The “Catcher in the Rye” received much recognition. The former president George W. Bush expressed his pleasure in reading the book remarking “[it’s] a marvelous book”, and among the one’s which influence him.
Some noted the inspiration which the book brought forth even after its time:
“as the defining work on what it is like to be a teenager.
Holden is at various times disaffected, disgruntled, alienated,
isolated, directionless, and sarcastic.”
Finlo Rohrer of BBC
J.D. Salinger’s novel had completely earned him much respect. But despite its wide recognition and awards, “The Catcher in the Rye” also received criticism. The short novel contains much of the colloquial speech of the teenagers from that time and was challenged for its profanity and sexual content. From the book one could read 237 “goddam,” 58 “bastard,” 31 appearances of “Chrissake,” and 6 “fuck.” Furthermore, according to American Library Association, this book was listed as the tenth most frequently challenged book during 1990-1999.

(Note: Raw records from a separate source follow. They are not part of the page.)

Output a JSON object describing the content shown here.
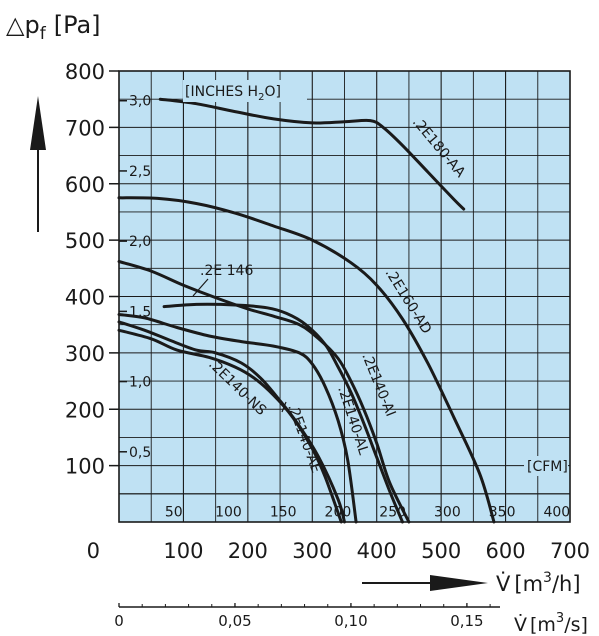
{
  "chart_data": {
    "type": "line",
    "title": "",
    "ylabel": {
      "symbol": "△p",
      "subscript": "f",
      "unit": "[Pa]"
    },
    "xlabel": {
      "symbol": "V̇",
      "unit_prefix": "[m",
      "unit_sup": "3",
      "unit_suffix": "/h]"
    },
    "xlabel2": {
      "symbol": "V̇",
      "unit_prefix": "[m",
      "unit_sup": "3",
      "unit_suffix": "/s]"
    },
    "xlim": [
      0,
      700
    ],
    "ylim": [
      0,
      800
    ],
    "grid": true,
    "x_ticks": [
      "0",
      "100",
      "200",
      "300",
      "400",
      "500",
      "600",
      "700"
    ],
    "y_ticks": [
      "0",
      "100",
      "200",
      "300",
      "400",
      "500",
      "600",
      "700",
      "800"
    ],
    "x2_ticks": [
      "0",
      "0,05",
      "0,10",
      "0,15"
    ],
    "cfm_label": "[CFM]",
    "cfm_ticks": [
      "50",
      "100",
      "150",
      "200",
      "250",
      "300",
      "350",
      "400"
    ],
    "inches_label": {
      "prefix": "[INCHES H",
      "sub": "2",
      "suffix": "O]"
    },
    "inches_ticks": [
      "0,5",
      "1,0",
      "1,5",
      "2,0",
      "2,5",
      "3,0"
    ],
    "series": [
      {
        "name": ".2E180-AA",
        "points": [
          [
            64,
            750
          ],
          [
            120,
            742
          ],
          [
            180,
            728
          ],
          [
            240,
            715
          ],
          [
            300,
            708
          ],
          [
            350,
            710
          ],
          [
            390,
            712
          ],
          [
            410,
            700
          ],
          [
            440,
            668
          ],
          [
            480,
            620
          ],
          [
            520,
            572
          ],
          [
            535,
            555
          ]
        ]
      },
      {
        "name": ".2E160-AD",
        "points": [
          [
            0,
            575
          ],
          [
            60,
            574
          ],
          [
            120,
            565
          ],
          [
            180,
            548
          ],
          [
            240,
            525
          ],
          [
            300,
            500
          ],
          [
            360,
            460
          ],
          [
            400,
            420
          ],
          [
            440,
            360
          ],
          [
            480,
            280
          ],
          [
            520,
            185
          ],
          [
            560,
            85
          ],
          [
            582,
            0
          ]
        ]
      },
      {
        "name": ".2E 146",
        "points": [
          [
            0,
            462
          ],
          [
            50,
            445
          ],
          [
            100,
            420
          ],
          [
            150,
            398
          ],
          [
            200,
            378
          ],
          [
            240,
            365
          ],
          [
            280,
            350
          ],
          [
            310,
            325
          ],
          [
            340,
            290
          ],
          [
            360,
            250
          ],
          [
            380,
            200
          ],
          [
            400,
            140
          ],
          [
            420,
            70
          ],
          [
            450,
            0
          ]
        ]
      },
      {
        "name": ".2E140-AI",
        "points": [
          [
            70,
            382
          ],
          [
            120,
            386
          ],
          [
            180,
            385
          ],
          [
            230,
            380
          ],
          [
            260,
            370
          ],
          [
            290,
            350
          ],
          [
            320,
            315
          ],
          [
            340,
            275
          ],
          [
            360,
            230
          ],
          [
            380,
            175
          ],
          [
            400,
            115
          ],
          [
            420,
            55
          ],
          [
            440,
            0
          ]
        ]
      },
      {
        "name": ".2E140-AL",
        "points": [
          [
            0,
            368
          ],
          [
            40,
            362
          ],
          [
            90,
            345
          ],
          [
            140,
            330
          ],
          [
            190,
            320
          ],
          [
            240,
            312
          ],
          [
            280,
            300
          ],
          [
            300,
            280
          ],
          [
            320,
            240
          ],
          [
            340,
            180
          ],
          [
            355,
            110
          ],
          [
            368,
            0
          ]
        ]
      },
      {
        "name": ".2E140-NS",
        "points": [
          [
            0,
            355
          ],
          [
            40,
            340
          ],
          [
            80,
            322
          ],
          [
            120,
            305
          ],
          [
            150,
            300
          ],
          [
            190,
            282
          ],
          [
            220,
            255
          ],
          [
            250,
            215
          ],
          [
            280,
            170
          ],
          [
            310,
            115
          ],
          [
            340,
            40
          ],
          [
            350,
            0
          ]
        ]
      },
      {
        "name": ".2E140-AE",
        "points": [
          [
            0,
            340
          ],
          [
            50,
            325
          ],
          [
            90,
            305
          ],
          [
            140,
            292
          ],
          [
            180,
            275
          ],
          [
            210,
            255
          ],
          [
            240,
            225
          ],
          [
            270,
            185
          ],
          [
            300,
            130
          ],
          [
            320,
            80
          ],
          [
            345,
            0
          ]
        ]
      }
    ]
  }
}
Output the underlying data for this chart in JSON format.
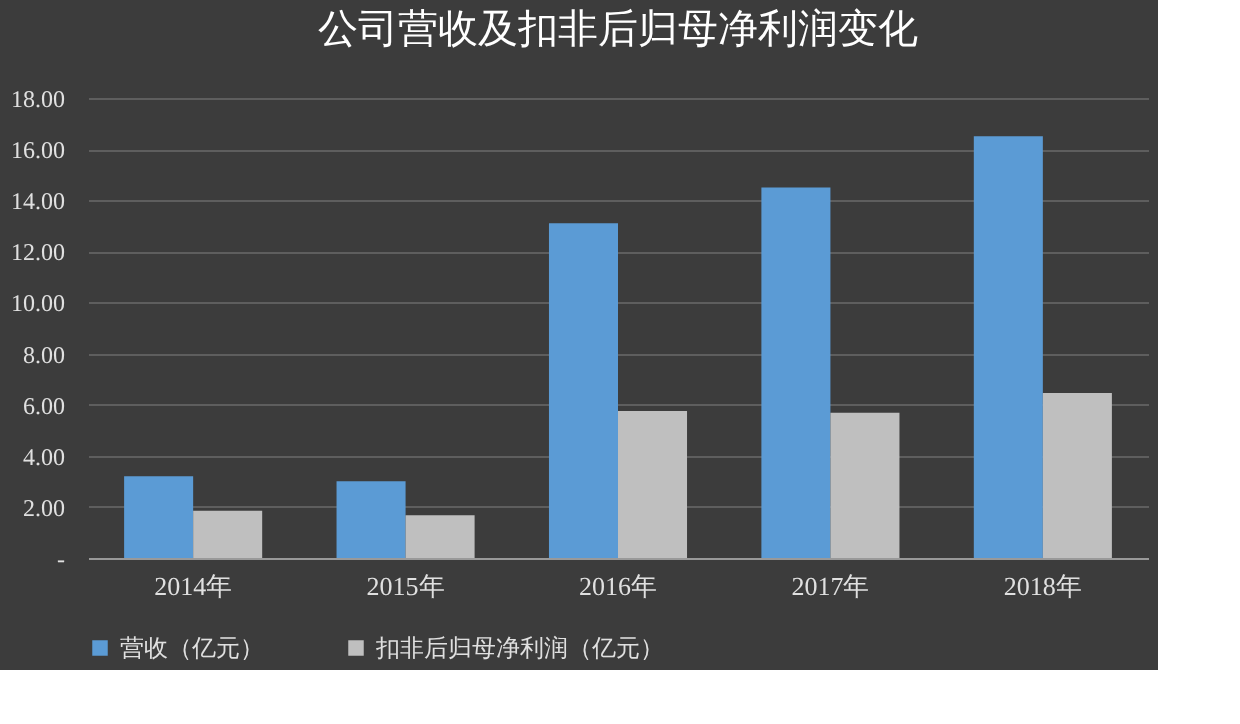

The story features 16 year old Holden Caulfield who found himself in constant displeasure in the ‘phoniness’ of the adolescent life. Holden tells a story which is about an adventure he went through from having teenage identity crisis. After being suspended from his school and a fight with his friend, Holden goes to New York. There, his sexuality as an adolescent was challenged. Jumping from his hotel to a nightclub, he attempted to lose his virginity.
He meets with his ex-girlfriend and asks her to run away with him. She refused him and their meeting end up with more misery for Holden. After his drunkenness and misery from seeking the phoniness he hated, Holden went back to his parent’s apartment and meet his sister. There he envisions himself to be the catcher in the rye after his own interpretation of Robert Burn’s “Coming through the Rye”. He thinks of himself as a person to catch young people from losing their innocence.
After finding out of this vision, he tackles this with his former English teacher. Mr. Antolini, his professor explained that the mark of the mature man to live humbly for a cause, rather than die nobly for it. Holden woke up the next morning with his professor patting his head in a manner which is ‘flitty’ for him a homosexual behavior. Finally, Holden decided to leave and head out west; his sister who wanted to come with him, changes his mind. The story ended with Holden reminding readers that sharing people of their experience would cause them to miss those who might have shared in the same story.
While realistically depicting the teenage life, the rebellion and angst of a young age, the book was challenged by many controversies. Though it is best read by young adults, the “Catcher in the Rye” was censored in high schools and libraries in the U.S. between 1961 and 1982.